Colliers' first franchise was founded in Christchurch as a joint venture in 1992 and the company now has 13 offices throughout New Zealand.
Synnott says expansion has driven the firm's continued revenue growth, even in more difficult market conditions recently.
"Although 2008 was a bit of a dip, we grew our South Island presence by opening new Nelson and Queenstown offices, taking a majority stake in Livingstones Property Management and, through them, the Fright Aubrey valuation business. In doing so, we have grown our South Island business by three times in the last 24 months and built strong foundations for future growth. The Dunedin office we opened this year is in the last major market we need to be in so we now have a network that covers the entire country."

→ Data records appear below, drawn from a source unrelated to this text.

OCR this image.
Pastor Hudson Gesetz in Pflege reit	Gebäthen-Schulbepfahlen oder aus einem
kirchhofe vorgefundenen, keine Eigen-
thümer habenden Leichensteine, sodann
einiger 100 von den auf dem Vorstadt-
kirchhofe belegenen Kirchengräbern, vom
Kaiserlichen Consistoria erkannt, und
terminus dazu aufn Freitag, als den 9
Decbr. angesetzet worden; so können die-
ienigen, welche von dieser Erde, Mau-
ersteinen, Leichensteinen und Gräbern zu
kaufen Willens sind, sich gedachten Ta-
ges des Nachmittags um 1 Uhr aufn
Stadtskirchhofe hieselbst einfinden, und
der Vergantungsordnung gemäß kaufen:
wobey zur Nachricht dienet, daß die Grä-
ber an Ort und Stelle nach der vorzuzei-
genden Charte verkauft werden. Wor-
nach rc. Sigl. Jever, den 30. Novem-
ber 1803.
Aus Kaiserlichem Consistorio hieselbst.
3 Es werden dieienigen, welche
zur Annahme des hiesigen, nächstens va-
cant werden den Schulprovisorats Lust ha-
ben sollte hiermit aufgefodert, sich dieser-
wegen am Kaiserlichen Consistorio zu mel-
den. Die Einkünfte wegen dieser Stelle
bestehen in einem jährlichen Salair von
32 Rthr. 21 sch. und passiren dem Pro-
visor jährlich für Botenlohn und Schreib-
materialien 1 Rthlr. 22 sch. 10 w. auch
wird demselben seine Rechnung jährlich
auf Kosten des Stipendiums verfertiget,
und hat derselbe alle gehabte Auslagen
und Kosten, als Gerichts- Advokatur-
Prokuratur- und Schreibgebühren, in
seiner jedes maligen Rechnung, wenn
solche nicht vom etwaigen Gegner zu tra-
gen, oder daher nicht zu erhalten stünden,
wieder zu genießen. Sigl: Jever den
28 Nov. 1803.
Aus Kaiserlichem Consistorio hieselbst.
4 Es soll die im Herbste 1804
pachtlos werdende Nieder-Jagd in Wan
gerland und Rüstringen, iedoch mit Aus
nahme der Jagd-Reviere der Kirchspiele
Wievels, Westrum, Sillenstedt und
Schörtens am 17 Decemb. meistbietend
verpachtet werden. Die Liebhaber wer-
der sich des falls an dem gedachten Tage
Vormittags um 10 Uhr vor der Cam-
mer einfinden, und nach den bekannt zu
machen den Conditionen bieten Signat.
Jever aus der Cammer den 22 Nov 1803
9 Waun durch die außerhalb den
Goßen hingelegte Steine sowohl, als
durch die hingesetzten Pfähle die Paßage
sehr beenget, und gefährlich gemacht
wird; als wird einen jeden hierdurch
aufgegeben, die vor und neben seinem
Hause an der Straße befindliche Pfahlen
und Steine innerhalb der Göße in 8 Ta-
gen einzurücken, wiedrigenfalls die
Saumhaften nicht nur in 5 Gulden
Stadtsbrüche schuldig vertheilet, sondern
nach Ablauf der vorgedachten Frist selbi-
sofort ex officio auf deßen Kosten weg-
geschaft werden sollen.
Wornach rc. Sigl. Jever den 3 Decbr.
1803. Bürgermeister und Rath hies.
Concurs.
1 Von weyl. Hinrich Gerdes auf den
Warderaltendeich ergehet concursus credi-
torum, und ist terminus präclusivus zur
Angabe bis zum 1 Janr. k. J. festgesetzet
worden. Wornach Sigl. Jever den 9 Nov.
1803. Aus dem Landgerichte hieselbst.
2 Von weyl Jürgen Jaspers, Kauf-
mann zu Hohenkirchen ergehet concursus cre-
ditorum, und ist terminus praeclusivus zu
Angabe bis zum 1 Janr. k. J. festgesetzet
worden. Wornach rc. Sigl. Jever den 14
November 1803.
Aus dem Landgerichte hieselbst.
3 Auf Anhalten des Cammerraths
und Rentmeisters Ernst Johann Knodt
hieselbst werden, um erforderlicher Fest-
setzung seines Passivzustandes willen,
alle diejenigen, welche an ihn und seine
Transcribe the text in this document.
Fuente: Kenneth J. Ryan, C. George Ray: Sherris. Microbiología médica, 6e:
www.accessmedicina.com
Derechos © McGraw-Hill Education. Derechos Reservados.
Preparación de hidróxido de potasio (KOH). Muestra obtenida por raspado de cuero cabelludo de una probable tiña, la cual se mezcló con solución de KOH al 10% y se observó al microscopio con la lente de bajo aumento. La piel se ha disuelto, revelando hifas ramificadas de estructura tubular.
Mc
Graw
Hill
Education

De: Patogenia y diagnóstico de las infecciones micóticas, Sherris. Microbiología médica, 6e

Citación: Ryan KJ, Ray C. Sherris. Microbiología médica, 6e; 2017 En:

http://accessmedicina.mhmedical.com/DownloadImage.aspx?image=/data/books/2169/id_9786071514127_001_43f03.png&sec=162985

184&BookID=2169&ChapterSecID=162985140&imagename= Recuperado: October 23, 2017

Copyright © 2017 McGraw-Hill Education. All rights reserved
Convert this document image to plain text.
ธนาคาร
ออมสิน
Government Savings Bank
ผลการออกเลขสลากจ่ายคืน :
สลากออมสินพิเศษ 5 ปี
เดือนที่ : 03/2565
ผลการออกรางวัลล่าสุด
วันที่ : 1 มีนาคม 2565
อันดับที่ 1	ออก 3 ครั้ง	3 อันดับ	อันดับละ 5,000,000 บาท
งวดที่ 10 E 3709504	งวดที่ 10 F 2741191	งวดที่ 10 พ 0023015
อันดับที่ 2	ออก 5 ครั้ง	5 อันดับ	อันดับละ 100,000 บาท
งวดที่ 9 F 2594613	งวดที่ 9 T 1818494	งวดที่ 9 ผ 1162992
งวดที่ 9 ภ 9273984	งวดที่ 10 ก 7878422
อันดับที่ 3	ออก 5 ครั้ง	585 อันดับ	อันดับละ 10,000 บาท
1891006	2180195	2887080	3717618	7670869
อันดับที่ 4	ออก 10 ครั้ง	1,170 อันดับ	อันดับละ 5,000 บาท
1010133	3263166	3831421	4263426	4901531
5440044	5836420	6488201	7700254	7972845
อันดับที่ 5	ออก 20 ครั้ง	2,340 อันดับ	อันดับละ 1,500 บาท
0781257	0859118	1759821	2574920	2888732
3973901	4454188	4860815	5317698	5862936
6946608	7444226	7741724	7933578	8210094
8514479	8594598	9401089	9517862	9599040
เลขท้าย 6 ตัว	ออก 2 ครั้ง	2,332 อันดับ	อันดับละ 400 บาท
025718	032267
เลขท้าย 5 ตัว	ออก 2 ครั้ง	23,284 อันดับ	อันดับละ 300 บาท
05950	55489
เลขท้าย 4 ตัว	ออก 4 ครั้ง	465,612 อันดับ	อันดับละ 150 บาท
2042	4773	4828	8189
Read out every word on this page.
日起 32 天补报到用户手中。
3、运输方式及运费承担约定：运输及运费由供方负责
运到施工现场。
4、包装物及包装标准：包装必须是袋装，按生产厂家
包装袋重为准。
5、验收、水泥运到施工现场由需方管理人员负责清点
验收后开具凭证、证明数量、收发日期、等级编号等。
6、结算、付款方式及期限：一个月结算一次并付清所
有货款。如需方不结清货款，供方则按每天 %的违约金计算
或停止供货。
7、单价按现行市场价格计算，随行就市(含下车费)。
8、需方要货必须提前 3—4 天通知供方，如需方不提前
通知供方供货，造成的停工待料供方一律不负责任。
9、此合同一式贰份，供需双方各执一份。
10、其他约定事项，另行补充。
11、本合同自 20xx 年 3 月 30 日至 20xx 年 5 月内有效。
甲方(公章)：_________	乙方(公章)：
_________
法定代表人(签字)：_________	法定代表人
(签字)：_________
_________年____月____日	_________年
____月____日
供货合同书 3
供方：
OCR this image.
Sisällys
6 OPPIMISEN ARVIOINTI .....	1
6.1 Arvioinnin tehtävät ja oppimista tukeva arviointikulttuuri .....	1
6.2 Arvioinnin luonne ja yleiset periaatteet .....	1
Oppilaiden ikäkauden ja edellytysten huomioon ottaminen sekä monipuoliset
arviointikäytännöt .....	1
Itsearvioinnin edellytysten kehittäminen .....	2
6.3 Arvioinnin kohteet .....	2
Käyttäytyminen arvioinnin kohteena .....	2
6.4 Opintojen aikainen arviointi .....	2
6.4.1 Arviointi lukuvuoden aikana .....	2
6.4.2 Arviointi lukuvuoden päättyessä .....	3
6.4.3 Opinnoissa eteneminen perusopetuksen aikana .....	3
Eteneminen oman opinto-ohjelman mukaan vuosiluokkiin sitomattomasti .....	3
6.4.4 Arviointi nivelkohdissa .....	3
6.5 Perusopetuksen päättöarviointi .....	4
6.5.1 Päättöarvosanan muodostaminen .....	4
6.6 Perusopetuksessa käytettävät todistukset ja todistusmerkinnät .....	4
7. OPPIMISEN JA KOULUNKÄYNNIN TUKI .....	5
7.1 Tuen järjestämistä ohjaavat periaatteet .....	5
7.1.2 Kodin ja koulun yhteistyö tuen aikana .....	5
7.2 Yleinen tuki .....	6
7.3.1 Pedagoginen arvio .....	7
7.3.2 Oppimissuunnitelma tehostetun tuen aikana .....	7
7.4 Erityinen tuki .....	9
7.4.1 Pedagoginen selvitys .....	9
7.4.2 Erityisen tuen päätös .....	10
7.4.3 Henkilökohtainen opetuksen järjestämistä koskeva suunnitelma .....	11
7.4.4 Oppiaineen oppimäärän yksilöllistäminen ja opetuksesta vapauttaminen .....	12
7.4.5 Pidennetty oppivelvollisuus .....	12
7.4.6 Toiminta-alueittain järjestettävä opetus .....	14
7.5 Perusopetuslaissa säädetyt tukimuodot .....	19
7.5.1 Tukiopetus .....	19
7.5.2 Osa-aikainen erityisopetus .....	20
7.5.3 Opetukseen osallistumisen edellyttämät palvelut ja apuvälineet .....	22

Synnott believes a key to Colliers' success is attracting and keeping experienced professionals to engender a strong team spirit and "extended family" feeling within the company.
"Our leading people have grown up in this team culture and the majority of our product line directors have been with us for over 15 years."
Andrew Stringer, the newest member of the senior leadership team who joined in late 2008 to head up the national valuation business, says Colliers' philosophy is that "two or three minds are better than one - and that way clients get better value".
Flexibility is also an ingredient to success in difficult markets. For example, when the property market weakened in 2007-08, Colliers expanded its corporate recovery work into a significant revenue source.
Maintaining a positive viewpoint during recessionary times is another factor built into Colliers' strategy.
"We are growing our market share at a time when others are pulling back," Synnott says. "We're expanding into new markets such as residential project marketing, in which we are experiencing some good success with our Stamford Plaza project. In addition, our professional services business has doubled in size over the past two years.
"Mark Parlane and Russell Clark have recently joined Colliers' Valuation and Consultancy team in Auckland and this will allow us to take a further step in our ambition to be New Zealand's leading valuation business."
Synnott says the firm's generally gung-ho view about the New Zealand market is not based on irrational emotion but on experience and extensive research.
"A wealth of local knowledge underpins much of our strategic direction and is the basis for the company's 'Our knowledge is your property' slogan. As part of our 'knowledge gathering' we also listen to our clients and study reports about trends and developments in the marketplace.
"For instance, there is a flight to quality with our clients demanding better-quality premises than they did 20 years ago.
"They want buildings to be 'greener' and more efficient."
Synnott says having a "knowledge-based strategy" gives Colliers' managers the confidence to weather storms like a global credit crunch. "In turn, this provides prospective investors with the confidence to buy, lease or raise capital."
No big 20th birthday bash is planned for the 400 people who work for Colliers and its affiliates this year.
"We're saving that for our 21st year when we will really come of age."